Tamarind Soup with Greens Gluten-Free Recipe

Servings 6
Author Kate Leahy


  • 1-1/2 ounces (nearly 1/4 cup) seedless tamarind pulp
  • 1/2 cup hot water
  • 2 tablespoons chickpea flour
  • 2 tablespoons vegetable oil
  • 1 teaspoon black mustard seeds
  • 1 teaspoon cumin seeds
  • 3 small dried chiles, such as Chinese dried chiles or chile de arbol, or 1/2 teaspoon red pepper flakes
  • 1 bay leaf
  • 1 yellow onion, finely diced
  • 5 cloves garlic, minced
  • 2 teaspoons paprika
  • 1/2 teaspoon turmeric
  • 1 tablespoon kosher salt
  • 1/2 teaspoon garam masala
  • 2 small Yukon gold potatoes, diced
  • 4 Roma tomatoes, diced
  • 1 bunch chard, stems removed and leaves thinly sliced
  • Lime wedges, for serving


  1. Put the tamarind pulp in a small bowl, pour the hot water over it, and let soak for 5 minutes. Using your hands or a spoon, break up the pulp to help it dissolve. Strain and reserve the tamarind water, pressing on the solids to extract as much tamarind as possible.

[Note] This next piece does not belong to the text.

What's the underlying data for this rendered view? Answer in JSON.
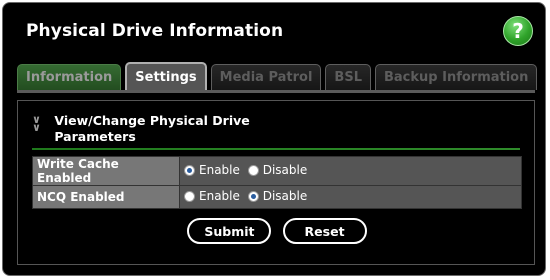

  2. In a small skillet over medium heat, toast the chickpea flour until it begins to turn deep golden in color, 1 to 2 minutes. Transfer to a bowl, add 1/2 cup water, and whisk until there are no lumps.

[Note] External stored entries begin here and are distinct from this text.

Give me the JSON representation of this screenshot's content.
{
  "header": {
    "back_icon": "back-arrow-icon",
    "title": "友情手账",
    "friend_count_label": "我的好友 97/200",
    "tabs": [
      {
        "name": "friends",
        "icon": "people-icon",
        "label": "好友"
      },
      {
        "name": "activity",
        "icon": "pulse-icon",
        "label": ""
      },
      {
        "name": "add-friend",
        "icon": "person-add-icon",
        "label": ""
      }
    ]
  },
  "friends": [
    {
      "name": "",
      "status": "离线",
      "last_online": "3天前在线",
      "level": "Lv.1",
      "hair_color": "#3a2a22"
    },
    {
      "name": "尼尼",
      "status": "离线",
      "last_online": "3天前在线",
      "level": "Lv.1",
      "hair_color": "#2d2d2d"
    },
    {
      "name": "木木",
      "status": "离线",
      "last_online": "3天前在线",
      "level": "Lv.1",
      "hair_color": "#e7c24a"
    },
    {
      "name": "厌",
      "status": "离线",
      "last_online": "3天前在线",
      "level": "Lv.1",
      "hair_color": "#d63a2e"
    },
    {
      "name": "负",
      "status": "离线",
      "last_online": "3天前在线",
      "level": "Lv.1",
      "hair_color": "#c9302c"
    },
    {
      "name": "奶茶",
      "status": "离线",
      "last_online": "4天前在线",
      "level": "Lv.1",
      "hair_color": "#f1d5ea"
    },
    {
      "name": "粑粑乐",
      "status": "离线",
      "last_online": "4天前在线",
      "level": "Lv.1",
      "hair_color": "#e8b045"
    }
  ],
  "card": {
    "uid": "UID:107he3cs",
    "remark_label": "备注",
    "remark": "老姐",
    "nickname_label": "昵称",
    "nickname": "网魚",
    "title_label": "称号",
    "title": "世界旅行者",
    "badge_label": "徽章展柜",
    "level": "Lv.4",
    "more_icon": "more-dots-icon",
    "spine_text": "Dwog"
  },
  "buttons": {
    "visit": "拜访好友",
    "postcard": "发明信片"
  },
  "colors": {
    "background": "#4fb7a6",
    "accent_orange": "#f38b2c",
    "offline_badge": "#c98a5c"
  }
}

  3. In a heavy pot over medium-high heat, warm the oil. Add the mustard seeds and cook until they begin to pop, about 30 seconds. Stir in the cumin, dried chiles, bay leaf, onion, and garlic. Lower the heat to medium and cook, stirring frequently, until the onion has started to caramelize around the edges and soften, about 4 minutes. Stir in the paprika, turmeric, and salt and cook for 3 more minutes or until the onion is soft. Stir in the chickpea flour water, 6 cups water, and the strained tamarind water and simmer for 10 minutes. Stir in the garam masala, potatoes, and tomatoes and simmer 10 minutes longer. Add the chard and simmer until the potatoes are tender when pierced with a fork, another 10 to 15 minutes. Serve with lime wedges.